Abstract

BackgroundIdiopathic pulmonary fibrosis (IPF) may be complicated by episodes of acute exacerbation. This study quantified the association between occurrence of suspected acute exacerbations of IPF (AEx-IPF) in the 6 months post-IPF diagnosis with clinical outcomes and IPF-related healthcare resource utilization (HRU). MethodsU.S. pulmonologists participated in a retrospective chart review of IPF patients. Patient eligibility criteria included: 1) ≥40 years of age and a confirmed date of first IPF diagnosis with HRCT and/or lung biopsy between January 2011–June 2013; 2) 2 separate FVC results recorded around first diagnosis and 6 months post-diagnosis. Patients with a suspected AEx-IPF within 6 months post-diagnosis were categorized as “early AEx-IPF.” Subsequent clinical outcomes and IPF-related HRU were assessed from 6 months post-diagnosis until the latest physician contact date. ResultsThe sample included 490 IPF patients from 168 pulmonologists; 72 (15%) patients had a suspected early AEx-IPF. At IPF diagnosis, the mean (SD) age was 61 (11) years, 68% were male, and the mean FVC percent predicted was 60% (26%).
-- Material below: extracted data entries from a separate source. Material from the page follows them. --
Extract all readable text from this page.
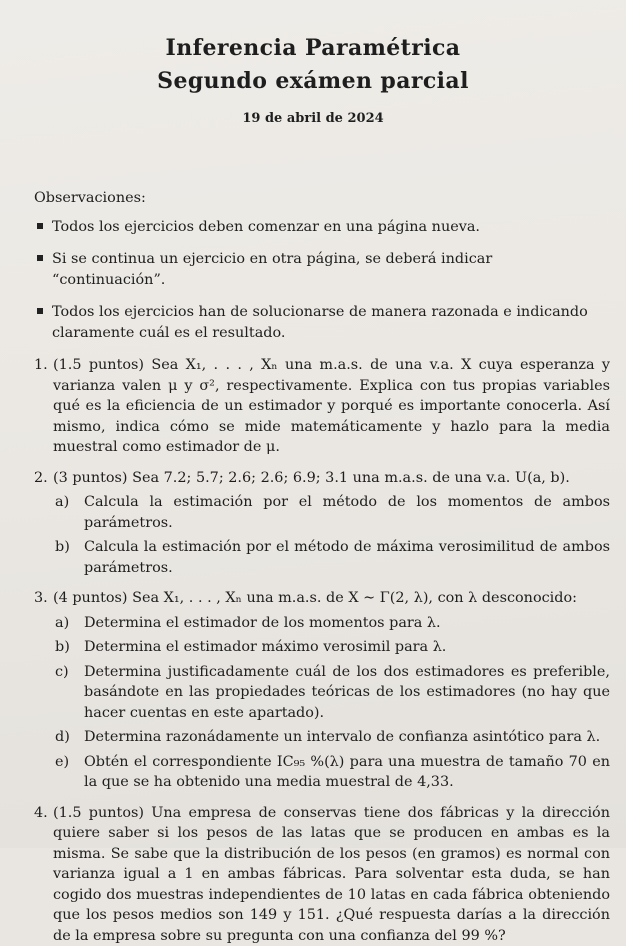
Inferencia Paramétrica
Segundo exámen parcial
19 de abril de 2024

Observaciones:

Todos los ejercicios deben comenzar en una página nueva.
Si se continua un ejercicio en otra página, se deberá indicar “continuación”.
Todos los ejercicios han de solucionarse de manera razonada e indicando claramente cuál es el resultado.
1. (1.5 puntos) Sea X₁, . . . , Xₙ una m.a.s. de una v.a. X cuya esperanza y varianza valen μ y σ², respectivamente. Explica con tus propias variables qué es la eficiencia de un estimador y porqué es importante conocerla. Así mismo, indica cómo se mide matemáticamente y hazlo para la media muestral como estimador de μ.
2. (3 puntos) Sea 7.2; 5.7; 2.6; 2.6; 6.9; 3.1 una m.a.s. de una v.a. U(a, b).
a) Calcula la estimación por el método de los momentos de ambos parámetros.
b) Calcula la estimación por el método de máxima verosimilitud de ambos parámetros.
3. (4 puntos) Sea X₁, . . . , Xₙ una m.a.s. de X ∼ Γ(2, λ), con λ desconocido:
a) Determina el estimador de los momentos para λ.
b) Determina el estimador máximo verosimil para λ.
c) Determina justificadamente cuál de los dos estimadores es preferible, basándote en las propiedades teóricas de los estimadores (no hay que hacer cuentas en este apartado).
d) Determina razonádamente un intervalo de confianza asintótico para λ.
e) Obtén el correspondiente IC₉₅ %(λ) para una muestra de tamaño 70 en la que se ha obtenido una media muestral de 4,33.
4. (1.5 puntos) Una empresa de conservas tiene dos fábricas y la dirección quiere saber si los pesos de las latas que se producen en ambas es la misma. Se sabe que la distribución de los pesos (en gramos) es normal con varianza igual a 1 en ambas fábricas. Para solventar esta duda, se han cogido dos muestras independientes de 10 latas en cada fábrica obteniendo que los pesos medios son 149 y 151. ¿Qué respuesta darías a la dirección de la empresa sobre su pregunta con una confianza del 99 %?
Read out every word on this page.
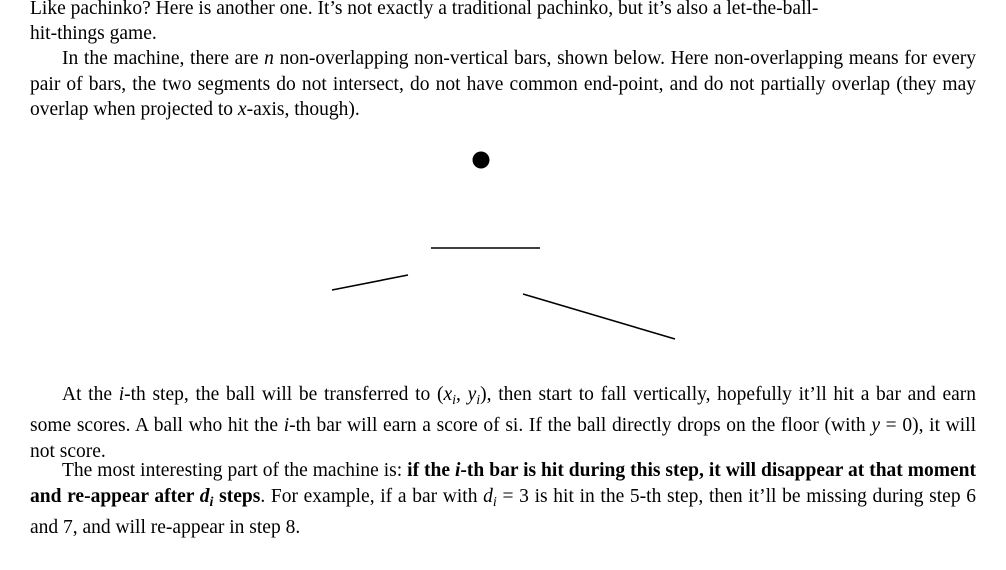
Like pachinko? Here is another one. It’s not exactly a traditional pachinko, but it’s also a let-the-ball-
hit-things game.
In the machine, there are n non-overlapping non-vertical bars, shown below. Here non-overlapping means for every pair of bars, the two segments do not intersect, do not have common end-point, and do not partially overlap (they may overlap when projected to x-axis, though).
At the i-th step, the ball will be transferred to ($x_i$, $y_i$), then start to fall vertically, hopefully it’ll hit a bar and earn some scores. A ball who hit the i-th bar will earn a score of si. If the ball directly drops on the floor (with y = 0), it will not score.
The most interesting part of the machine is: if the i-th bar is hit during this step, it will disappear at that moment and re-appear after $d_i$ steps. For example, if a bar with $d_i = 3$ is hit in the 5-th step, then it’ll be missing during step 6 and 7, and will re-appear in step 8.
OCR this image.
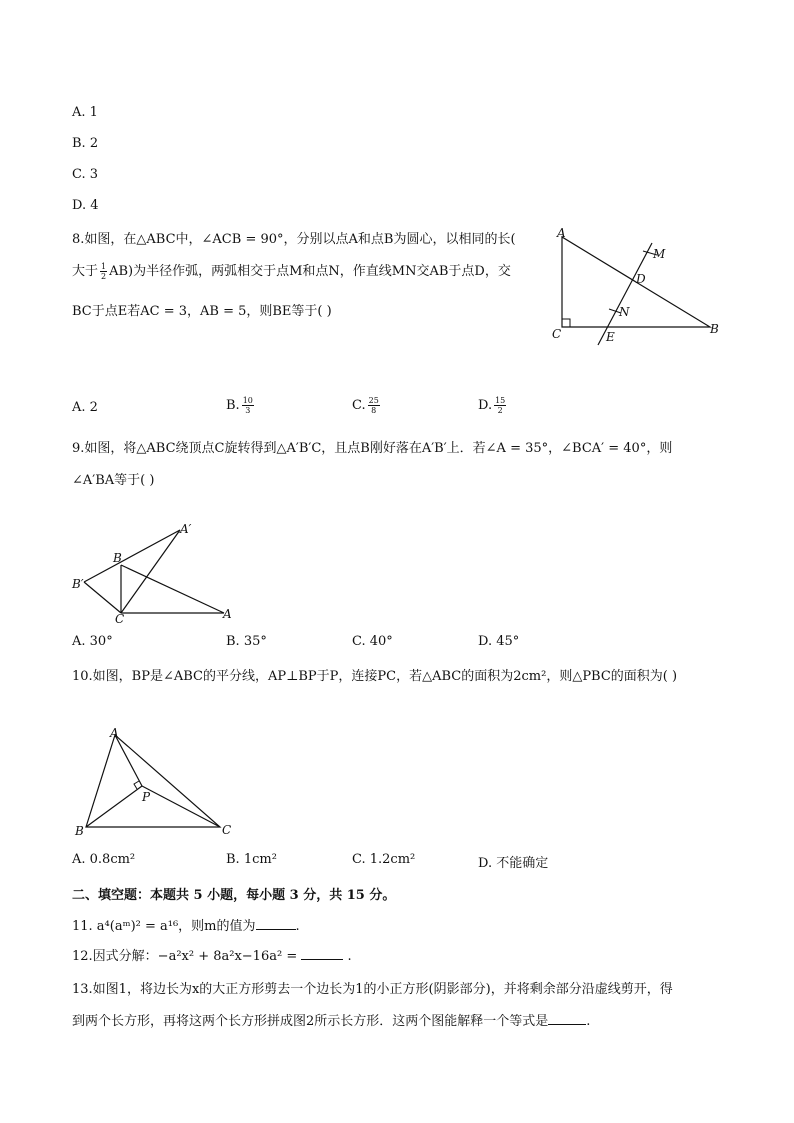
A. 1
B. 2
C. 3
D. 4
8.如图，在△ABC中，∠ACB = 90°，分别以点A和点B为圆心，以相同的长(
大于 $\frac{1}{2} AB$)为半径作弧，两弧相交于点M和点N，作直线MN交AB于点D，交
BC于点E若AC = 3，AB = 5，则BE等于( )
A
M
D
N
C	E
B
A. 2	B. $\frac{10}{3}$	C. $\frac{25}{8}$	D. $\frac{15}{2}$
9.如图，将△ABC绕顶点C旋转得到△A′B′C，且点B刚好落在A′B′上．若∠A = 35°，∠BCA′ = 40°，则
∠A′BA等于( )
A′
B
B′
C	A
A. 30°	B. 35°	C. 40°	D. 45°
10.如图，BP是∠ABC的平分线，AP⊥BP于P，连接PC，若△ABC的面积为2cm²，则△PBC的面积为( )
A
P
B	C
A. 0.8cm²	B. 1cm²	C. 1.2cm²	D. 不能确定
二、填空题：本题共 5 小题，每小题 3 分，共 15 分。
11. a⁴(aᵐ)² = a¹⁶，则m的值为	.
12.因式分解：−a²x² + 8a²x−16a² =	.
13.如图1，将边长为x的大正方形剪去一个边长为1的小正方形(阴影部分)，并将剩余部分沿虚线剪开，得
到两个长方形，再将这两个长方形拼成图2所示长方形．这两个图能解释一个等式是	.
Compared to patients without a suspected early AEx-IPF, patients with an early AEx-IPF had higher mortality risk (HR = 2.87, p < 0.001) and higher rates of subsequent suspected AEx-IPF (IRR = 3.87, p < 0.001), outpatient visits (IRR = 1.46, p < 0.001), ER visits (IRR = 4.39, p < 0.001), hospitalizations (IRR = 7.96, p < 0.001), and ICU stays (IRR = 9.74, p < 0.001). ConclusionsUsing a large sample of IPF patients from varied practice settings, we found a strong relationship between suspected early AEx-IPF and worse subsequent clinical outcomes and increased IPF-related HRU. This relationship was particularly pronounced for acute resource use.